In the city, 92 of the system's 162 buildings have air conditioning, school officials said, adding that many of the systems "are unable to maintain adequate cooling" because they are old.
In a statement, officials says that the decision to close schools "must be a careful and deliberate one," and that they monitored the heat conditions throughout the morning.
They said that shortly before noon, "it became clear that our systems could not maintain the necessary level of comfort for our students and teachers to finish out the school day."
"We know that an early dismissal presents many challenges for our families, especially in a situation when the notification is late," the statement said. "We apologize to our families for the inconvenience."
As the heat dominated much of the eastern United States, power usage across the region surged to a record level for September. A new high of 144,370 megawatts of peak electricity demand was set Wednesday in the territory of PJM Interconnection, operator of the electricity grid that covers Maryland, 12 other states and the District of Columbia. That was 11 percent higher than peak demand in September 2012 and equaled 92 percent of the peak demand on the grid in July.
PJM ordered Baltimore Gas and Electric Co. and other utilities to cut energy usage as a result. BGE enacted its Peak Rewards program, which cycles off customers' air conditioners for portions of every hour in exchange for rebates.
The hot weather came after a meteorological summer (June through August) that was about average in terms of temperatures, though it was the coolest since 2009. Wednesday was the 26th day this year that reached 90 degrees or hotter at BWI; at this point last summer, there had been 45 days at or above 90 degrees at the airport.
Given that summer doesn't technically end until the autumnal equinox, the heat in mid-September isn't unusual, though normal highs this time of year are around 80 degrees.
Thirty years ago Wednesday, heat baked the region for a stretch of several days, including during the final home opener for the Baltimore Colts at Memorial Stadium. Record high temperatures for Sept. 10 and 11 in Baltimore both date to 1983.
"If Colt blood was boiling yesterday, it couldn't be blamed on John Elway alone," read the story in The Sun on Sept. 12, 1983. The temperature on the field was estimated at 110 to 115 degrees, and the Colts lost to the Denver Broncos, 17-10.
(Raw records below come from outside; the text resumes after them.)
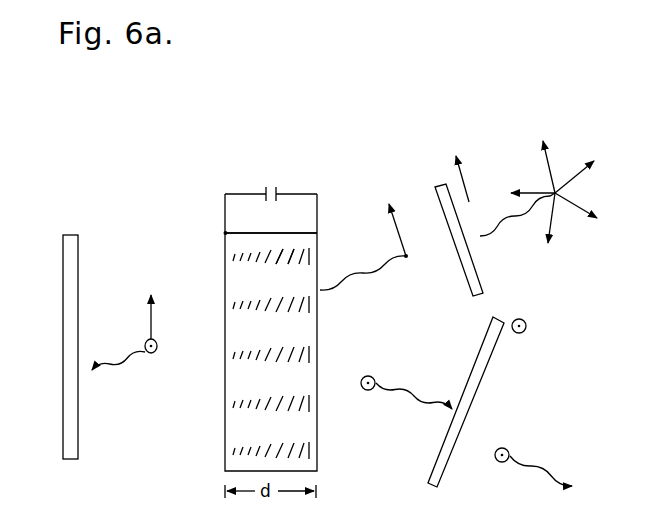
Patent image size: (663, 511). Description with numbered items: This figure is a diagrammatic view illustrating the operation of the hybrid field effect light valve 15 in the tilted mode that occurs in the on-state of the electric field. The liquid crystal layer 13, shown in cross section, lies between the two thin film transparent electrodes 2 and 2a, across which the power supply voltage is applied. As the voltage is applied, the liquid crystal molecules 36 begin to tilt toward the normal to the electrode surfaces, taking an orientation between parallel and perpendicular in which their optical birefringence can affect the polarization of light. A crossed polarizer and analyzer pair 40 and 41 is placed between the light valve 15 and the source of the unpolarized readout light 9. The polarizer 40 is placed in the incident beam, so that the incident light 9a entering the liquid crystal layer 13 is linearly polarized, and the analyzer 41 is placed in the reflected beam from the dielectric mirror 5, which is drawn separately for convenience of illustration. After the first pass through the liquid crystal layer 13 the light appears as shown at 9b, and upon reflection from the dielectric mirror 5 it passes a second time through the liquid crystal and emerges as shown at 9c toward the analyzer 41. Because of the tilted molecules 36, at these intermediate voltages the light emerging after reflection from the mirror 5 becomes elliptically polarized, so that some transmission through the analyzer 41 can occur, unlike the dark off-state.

The AC light valve 15 is at (334, 174).
The transparent electrode 2 is at (318, 258).
The transparent electrode 2a is at (225, 256).
The liquid crystal layer 13 is at (281, 341).
The liquid crystal molecules 36 is at (284, 262).
The dielectric mirror 5 is at (67, 258).
The readout light beam 9 is at (530, 218).
The linearly polarized incident light 9a is at (381, 270).
The light after first pass 9b is at (124, 351).
The light after second pass 9c is at (407, 398).
The polarizer 40 is at (483, 284).
The analyzer 41 is at (479, 396).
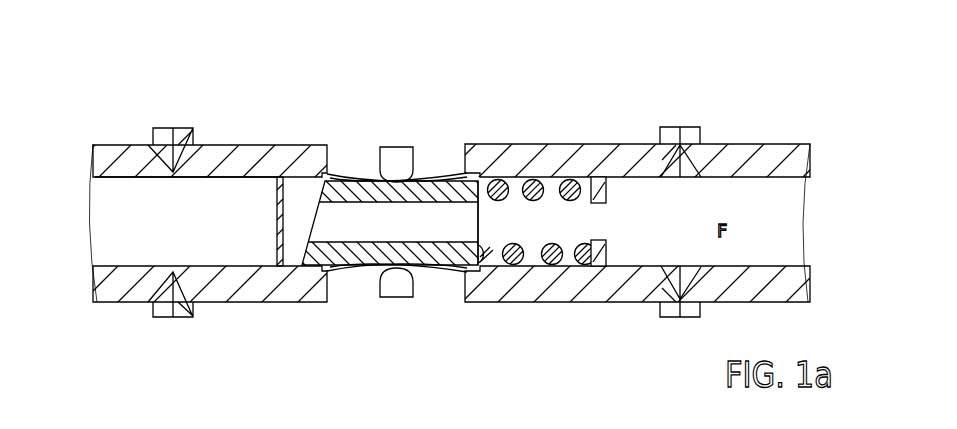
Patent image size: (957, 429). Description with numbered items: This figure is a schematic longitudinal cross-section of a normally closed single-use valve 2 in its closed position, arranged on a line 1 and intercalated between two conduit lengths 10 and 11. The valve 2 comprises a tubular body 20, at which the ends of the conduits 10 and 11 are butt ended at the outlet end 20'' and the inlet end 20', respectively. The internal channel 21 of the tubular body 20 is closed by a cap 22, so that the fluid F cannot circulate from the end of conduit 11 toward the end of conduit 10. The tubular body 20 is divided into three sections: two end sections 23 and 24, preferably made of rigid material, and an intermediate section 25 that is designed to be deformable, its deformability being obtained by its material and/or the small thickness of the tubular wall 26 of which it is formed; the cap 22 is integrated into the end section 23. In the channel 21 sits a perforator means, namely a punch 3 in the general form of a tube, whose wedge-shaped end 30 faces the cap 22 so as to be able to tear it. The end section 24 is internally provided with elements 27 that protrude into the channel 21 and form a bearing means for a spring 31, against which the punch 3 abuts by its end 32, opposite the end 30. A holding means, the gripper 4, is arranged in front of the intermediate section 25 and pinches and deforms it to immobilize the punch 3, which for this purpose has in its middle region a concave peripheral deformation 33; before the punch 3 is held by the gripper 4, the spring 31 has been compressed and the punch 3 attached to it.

The line 1 is at (478, 208).
The single-use valve 2 is at (628, 208).
The punch 3 is at (397, 213).
The gripper 4 is at (397, 288).
The conduit length 10 is at (135, 145).
The conduit length 11 is at (772, 163).
The tubular body 20 is at (258, 220).
The inlet end 20' is at (686, 167).
The outlet end 20'' is at (161, 179).
The internal channel 21 is at (202, 178).
The cap 22 is at (280, 228).
The end section 23 is at (271, 320).
The end section 24 is at (631, 318).
The intermediate section 25 is at (445, 312).
The tubular wall 26 is at (422, 178).
The elements 27 is at (570, 217).
The end of punch 30 is at (313, 197).
The spring 31 is at (551, 262).
The end of punch 32 is at (491, 181).
The concave peripheral deformation 33 is at (386, 262).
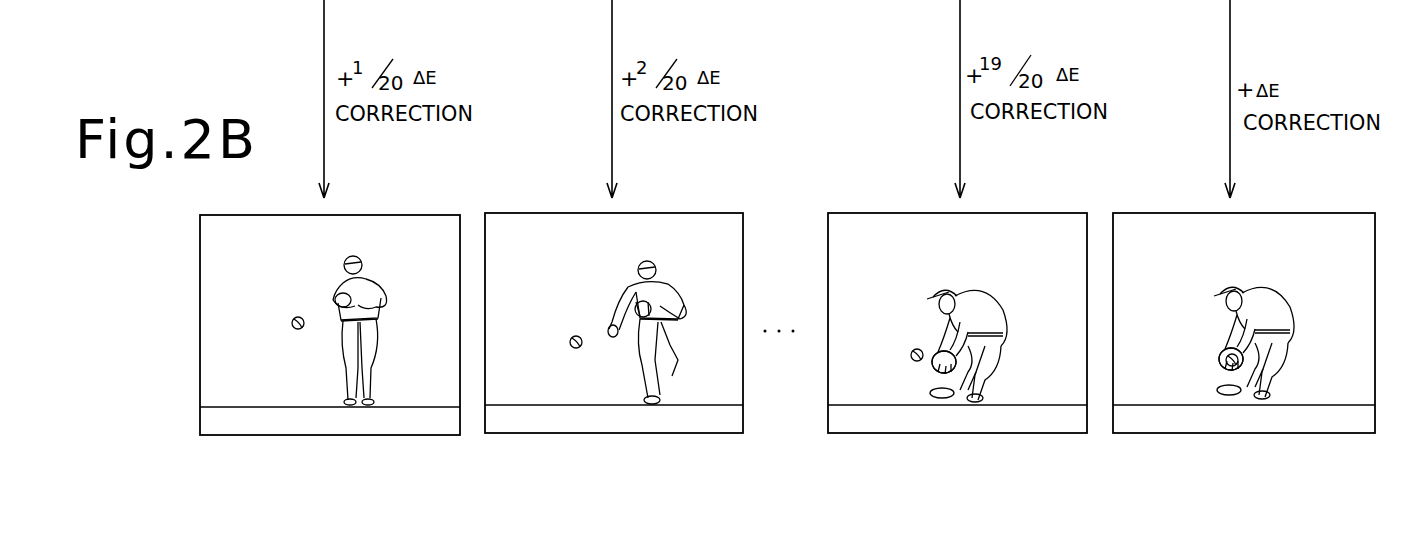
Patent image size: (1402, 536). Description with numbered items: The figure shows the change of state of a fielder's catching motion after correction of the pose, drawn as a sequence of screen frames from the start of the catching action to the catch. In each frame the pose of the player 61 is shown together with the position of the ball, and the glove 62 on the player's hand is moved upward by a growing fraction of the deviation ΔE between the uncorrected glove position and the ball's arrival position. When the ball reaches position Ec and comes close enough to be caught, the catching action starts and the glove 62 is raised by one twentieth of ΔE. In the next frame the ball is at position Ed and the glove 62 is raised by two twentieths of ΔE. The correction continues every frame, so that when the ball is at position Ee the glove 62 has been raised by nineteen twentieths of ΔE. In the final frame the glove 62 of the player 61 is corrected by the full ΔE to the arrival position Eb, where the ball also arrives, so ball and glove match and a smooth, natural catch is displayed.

The player 61 is at (378, 272).
The glove 62 is at (343, 278).
The arrival position of the ball Eb is at (1298, 333).
The position of the ball Ec is at (296, 316).
The position of the ball Ed is at (573, 335).
The position of the ball Ee is at (911, 349).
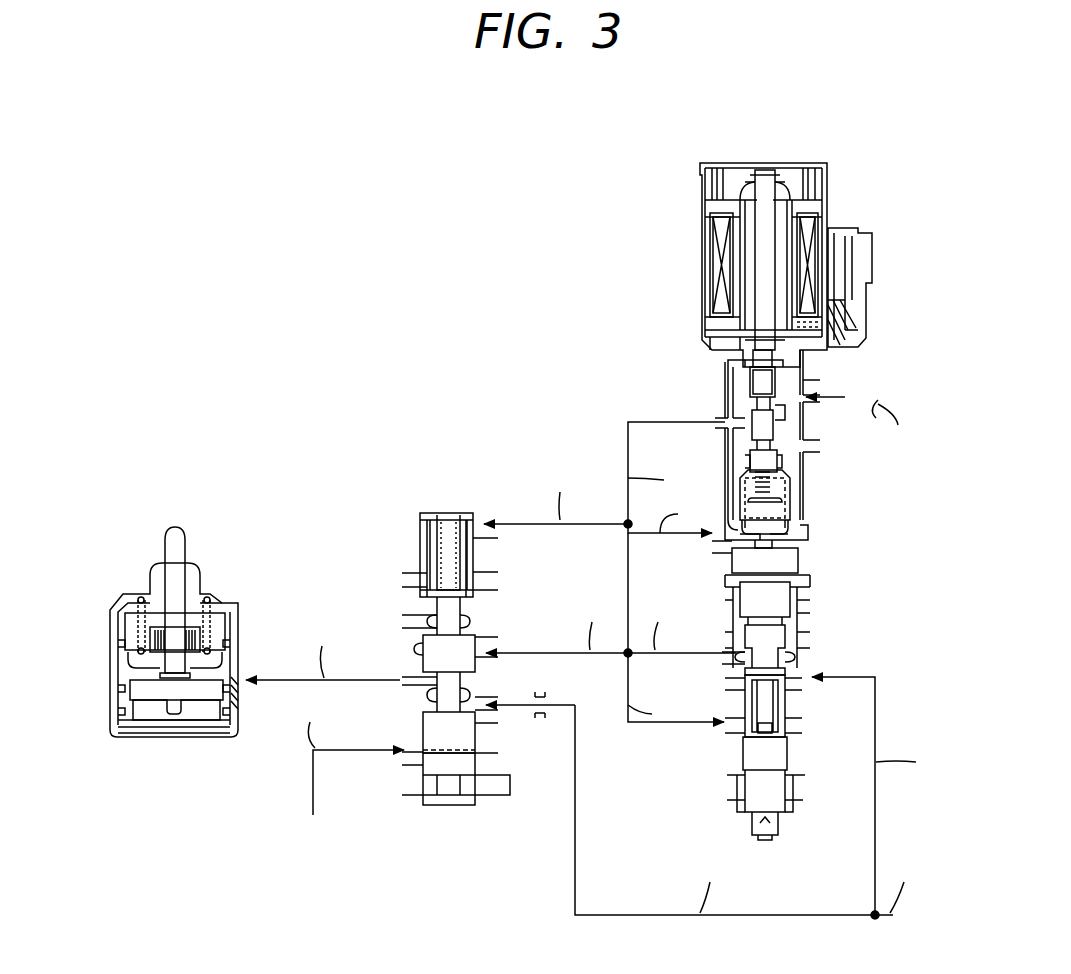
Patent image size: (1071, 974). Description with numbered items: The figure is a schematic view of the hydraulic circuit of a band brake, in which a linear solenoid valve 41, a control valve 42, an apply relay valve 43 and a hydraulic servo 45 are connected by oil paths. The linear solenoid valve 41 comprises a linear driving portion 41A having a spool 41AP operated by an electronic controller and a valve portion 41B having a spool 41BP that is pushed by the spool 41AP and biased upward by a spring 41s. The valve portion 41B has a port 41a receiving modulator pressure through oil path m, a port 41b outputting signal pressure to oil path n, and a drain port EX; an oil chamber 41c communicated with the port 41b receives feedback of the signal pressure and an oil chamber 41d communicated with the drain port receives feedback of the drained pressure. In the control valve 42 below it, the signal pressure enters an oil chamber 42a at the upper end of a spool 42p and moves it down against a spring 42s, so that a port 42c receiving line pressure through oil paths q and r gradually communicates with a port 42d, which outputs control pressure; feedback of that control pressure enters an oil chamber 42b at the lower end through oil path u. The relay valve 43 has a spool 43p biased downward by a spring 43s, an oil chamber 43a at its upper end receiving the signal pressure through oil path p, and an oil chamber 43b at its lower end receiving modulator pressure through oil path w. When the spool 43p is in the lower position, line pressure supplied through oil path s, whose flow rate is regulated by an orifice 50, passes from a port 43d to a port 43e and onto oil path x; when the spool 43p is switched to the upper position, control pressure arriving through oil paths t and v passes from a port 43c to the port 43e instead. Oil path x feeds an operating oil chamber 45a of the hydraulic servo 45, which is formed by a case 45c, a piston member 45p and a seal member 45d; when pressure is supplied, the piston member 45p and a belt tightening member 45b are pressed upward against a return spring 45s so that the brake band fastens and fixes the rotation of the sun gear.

The linear solenoid valve for B-1 41 is at (820, 148).
The linear driving portion 41A is at (874, 264).
The spool of linear driving portion 41AP is at (760, 235).
The valve portion 41B is at (832, 472).
The spool of valve portion 41BP is at (755, 385).
The port 41a is at (810, 384).
The port 41b is at (732, 424).
The oil chamber 41c is at (748, 368).
The oil chamber 41d is at (808, 530).
The spring 41s is at (795, 501).
The control valve 42 is at (782, 848).
The oil chamber 42a is at (736, 548).
The oil chamber 42b is at (762, 712).
The port 42c is at (802, 682).
The port 42d is at (736, 660).
The spool 42p is at (780, 602).
The spring 42s is at (792, 722).
The B-1 apply relay valve 43 is at (437, 486).
The oil chamber 43a is at (456, 530).
The oil chamber 43b is at (416, 756).
The port 43c is at (486, 648).
The port 43d is at (484, 706).
The port 43e is at (412, 672).
The spool 43p is at (432, 724).
The spring 43s is at (418, 528).
The B-1 hydraulic servo 45 is at (196, 528).
The operating oil chamber 45a is at (130, 674).
The belt tightening member 45b is at (172, 561).
The case 45c is at (116, 702).
The seal member 45d is at (150, 724).
The piston member 45p is at (216, 645).
The return spring 45s is at (200, 623).
The orifice 50 is at (546, 700).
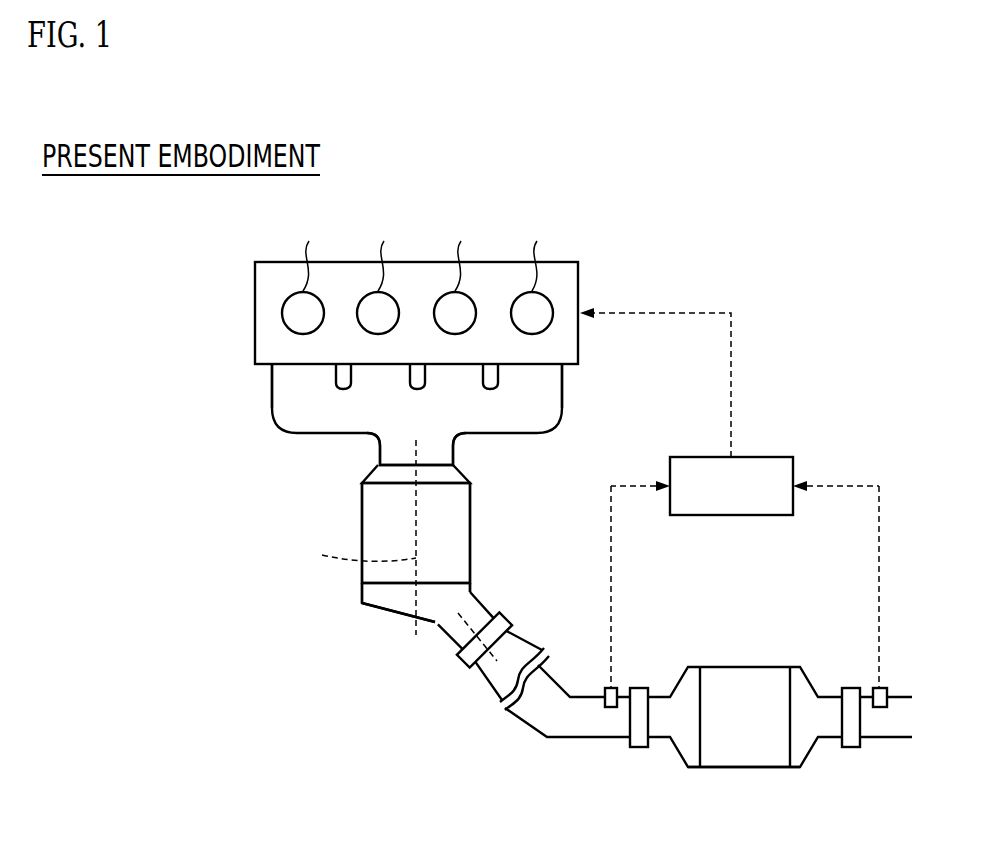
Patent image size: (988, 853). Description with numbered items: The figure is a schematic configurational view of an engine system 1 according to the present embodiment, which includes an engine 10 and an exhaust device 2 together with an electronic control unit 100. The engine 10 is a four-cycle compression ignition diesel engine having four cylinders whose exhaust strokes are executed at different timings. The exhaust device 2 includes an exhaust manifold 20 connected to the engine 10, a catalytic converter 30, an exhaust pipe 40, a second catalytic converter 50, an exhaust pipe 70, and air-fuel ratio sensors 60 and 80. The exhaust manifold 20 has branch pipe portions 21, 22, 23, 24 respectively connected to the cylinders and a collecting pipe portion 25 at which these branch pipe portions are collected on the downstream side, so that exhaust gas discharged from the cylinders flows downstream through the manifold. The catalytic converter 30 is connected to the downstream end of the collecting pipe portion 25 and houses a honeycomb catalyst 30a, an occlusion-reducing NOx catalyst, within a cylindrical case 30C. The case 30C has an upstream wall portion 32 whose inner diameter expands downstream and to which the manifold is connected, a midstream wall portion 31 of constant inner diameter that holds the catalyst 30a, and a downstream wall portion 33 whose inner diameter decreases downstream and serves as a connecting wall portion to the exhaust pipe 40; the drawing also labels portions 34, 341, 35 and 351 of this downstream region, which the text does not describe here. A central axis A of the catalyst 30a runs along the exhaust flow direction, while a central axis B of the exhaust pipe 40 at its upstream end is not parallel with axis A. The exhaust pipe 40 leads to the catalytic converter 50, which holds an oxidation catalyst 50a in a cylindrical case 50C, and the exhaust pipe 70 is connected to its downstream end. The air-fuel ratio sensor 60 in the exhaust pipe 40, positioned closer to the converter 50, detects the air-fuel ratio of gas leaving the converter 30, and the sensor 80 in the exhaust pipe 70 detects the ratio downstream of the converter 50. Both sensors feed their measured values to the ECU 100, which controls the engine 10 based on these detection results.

Highs in the lower 90s are expected Thursday, but cool, dry air coming down from Canada is forecast to arrive before daybreak Friday, bringing a chance of storms as it approaches Thursday afternoon.
The change in weather pattern will bring a nearly 50-degree swing in temperatures from Wednesday afternoon to Saturday morning. Highs Saturday could fail to break out of the 60s, with overnight lows in the 40s across much of the region.